Due to the conservation of energy
and the work–energy principle, we know that the sum of the change in potential
energy and the work done is equal to zero. This is because energy can only be
transferred. It cannot be created or
destroyed. In this case, we are trying to
calculate the change in potential energy.
We know that work done is equal to
force multiplied by displacement. And when dealing with vectors, we
find the dot product of the force vector and displacement vector. We are told that the force is equal
to five 𝐢 plus three 𝐣 newtons. At present, the displacement is
unknown. We are given the position vector of
the body. And we are interested in the change
in potential energy in the first nine seconds. This means that we need to
calculate the position vector when 𝑡 equals zero and 𝑡 equals nine.
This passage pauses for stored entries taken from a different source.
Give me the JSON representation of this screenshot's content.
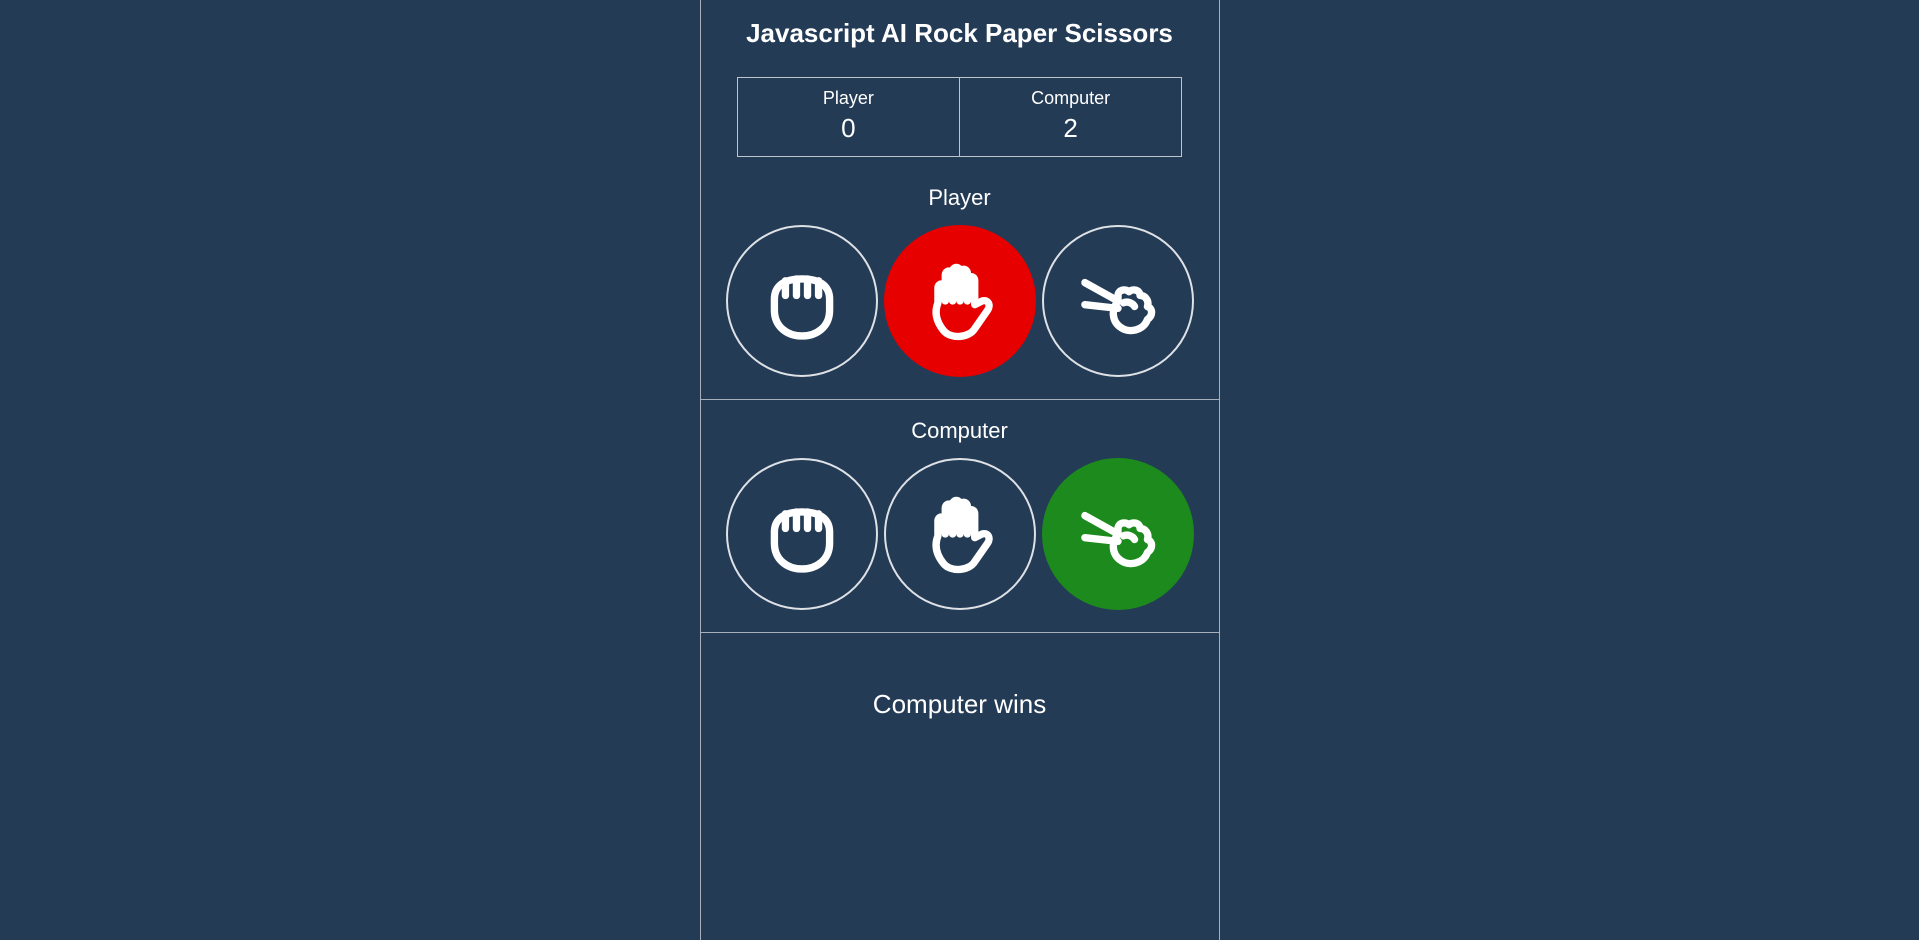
{
  "title": "Javascript AI Rock Paper Scissors",
  "scoreboard": {
    "player_label": "Player",
    "player_score": "0",
    "computer_label": "Computer",
    "computer_score": "2"
  },
  "player_panel": {
    "header": "Player",
    "selected": "paper",
    "selected_state": "lose"
  },
  "computer_panel": {
    "header": "Computer",
    "selected": "scissors",
    "selected_state": "win"
  },
  "result_text": "Computer wins",
  "colors": {
    "bg": "#243b56",
    "win": "#1c8a1c",
    "lose": "#e60000"
  },
  "choices": [
    "rock",
    "paper",
    "scissors"
  ]
}
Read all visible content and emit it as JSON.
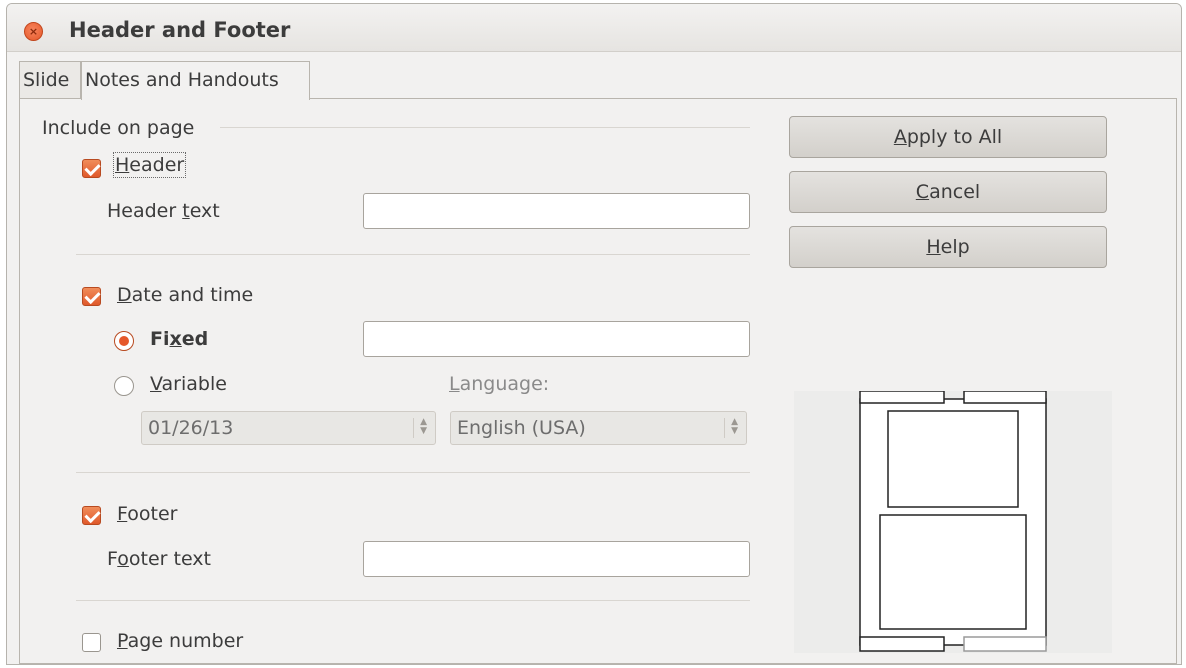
{
  "window": {
    "title": "Header and Footer"
  },
  "tabs": [
    {
      "label": "Slide"
    },
    {
      "label": "Notes and Handouts",
      "active": true
    }
  ],
  "include_on_page": {
    "section_label": "Include on page",
    "header": {
      "checkbox": {
        "before": "",
        "key": "H",
        "after": "eader",
        "checked": true
      },
      "text_label": {
        "before": "Header ",
        "key": "t",
        "after": "ext"
      },
      "text_value": ""
    },
    "date_time": {
      "checkbox": {
        "before": "",
        "key": "D",
        "after": "ate and time",
        "checked": true
      },
      "fixed": {
        "before": "Fi",
        "key": "x",
        "after": "ed",
        "selected": true
      },
      "fixed_value": "",
      "variable": {
        "before": "",
        "key": "V",
        "after": "ariable",
        "selected": false
      },
      "format_value": "01/26/13",
      "language_label": {
        "before": "",
        "key": "L",
        "after": "anguage:"
      },
      "language_value": "English (USA)"
    },
    "footer": {
      "checkbox": {
        "before": "",
        "key": "F",
        "after": "ooter",
        "checked": true
      },
      "text_label": {
        "before": "F",
        "key": "o",
        "after": "oter text"
      },
      "text_value": ""
    },
    "page_number": {
      "checkbox": {
        "before": "",
        "key": "P",
        "after": "age number",
        "checked": false
      }
    }
  },
  "buttons": {
    "apply_to_all": {
      "before": "",
      "key": "A",
      "after": "pply to All"
    },
    "cancel": {
      "before": "",
      "key": "C",
      "after": "ancel"
    },
    "help": {
      "before": "",
      "key": "H",
      "after": "elp"
    }
  },
  "colors": {
    "accent": "#e5582a",
    "window_bg": "#f2f1f0",
    "text": "#3c3c3c"
  }
}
When 𝑡 is equal to zero, we have
zero squared plus four 𝐢 plus four multiplied by zero squared plus eight 𝐣. This simplifies to four 𝐢 plus
eight 𝐣. When 𝑡 is equal to nine, the
position vector is equal to nine squared plus four 𝐢 plus four multiplied by nine
squared plus eight 𝐣. This is equal to 85𝐢 plus
We can then calculate the
displacement vector by subtracting the initial position from the final position. 85𝐢 minus four 𝐢 is equal to
81𝐢, and 332𝐣 minus eight 𝐣 is 324𝐣. The displacement of the body in the
first nine seconds is 81𝐢 plus 324𝐣.
We can now calculate the dot
product of the force and displacement. This is equal to the sum of five
multiplied by 81 and three multiplied by 324. This is equal to 405 plus 972,
which gives us a total work done of 1,377.
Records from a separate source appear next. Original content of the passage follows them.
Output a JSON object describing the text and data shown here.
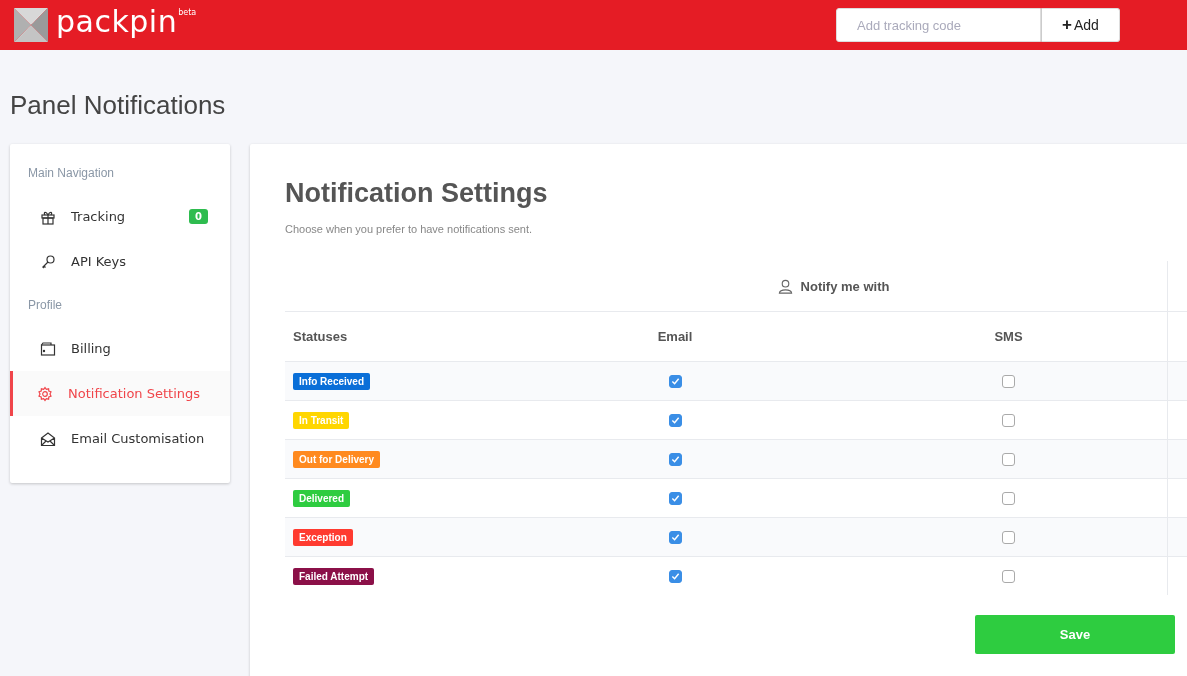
{
  "header": {
    "logo": "packpin",
    "logo_badge": "beta",
    "search": {
      "placeholder": "Add tracking code"
    },
    "add_button": {
      "icon": "+",
      "label": "Add"
    }
  },
  "page_title": "Panel Notifications",
  "sidebar": {
    "sections": [
      {
        "title": "Main Navigation",
        "items": [
          {
            "kind": "gift",
            "label": "Tracking",
            "badge": "0",
            "selected": false
          },
          {
            "kind": "key",
            "label": "API Keys",
            "selected": false
          }
        ]
      },
      {
        "title": "Profile",
        "items": [
          {
            "kind": "wallet",
            "label": "Billing",
            "selected": false
          },
          {
            "kind": "gear",
            "label": "Notification Settings",
            "selected": true
          },
          {
            "kind": "mail",
            "label": "Email Customisation",
            "selected": false
          }
        ]
      }
    ]
  },
  "panel": {
    "title": "Notification Settings",
    "subtitle": "Choose when you prefer to have notifications sent.",
    "group_header": "Notify me with",
    "columns": [
      "Statuses",
      "Email",
      "SMS"
    ],
    "rows": [
      {
        "status": "Info Received",
        "color": "#0a6fd8",
        "email": true,
        "sms": false
      },
      {
        "status": "In Transit",
        "color": "#ffd600",
        "email": true,
        "sms": false
      },
      {
        "status": "Out for Delivery",
        "color": "#ff8a1f",
        "email": true,
        "sms": false
      },
      {
        "status": "Delivered",
        "color": "#2ecc40",
        "email": true,
        "sms": false
      },
      {
        "status": "Exception",
        "color": "#ff3b30",
        "email": true,
        "sms": false
      },
      {
        "status": "Failed Attempt",
        "color": "#8b1048",
        "email": true,
        "sms": false
      }
    ],
    "save_button": "Save"
  }
}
We can now use this value to
calculate the change in potential energy. As this value is positive, we know
the change in potential energy will be negative. The GPE plus 1,377 must equal
zero. This means that the change in
potential energy is negative 1,377 joules. The body’s potential energy has
decreased by 1,377 joules in the first nine seconds.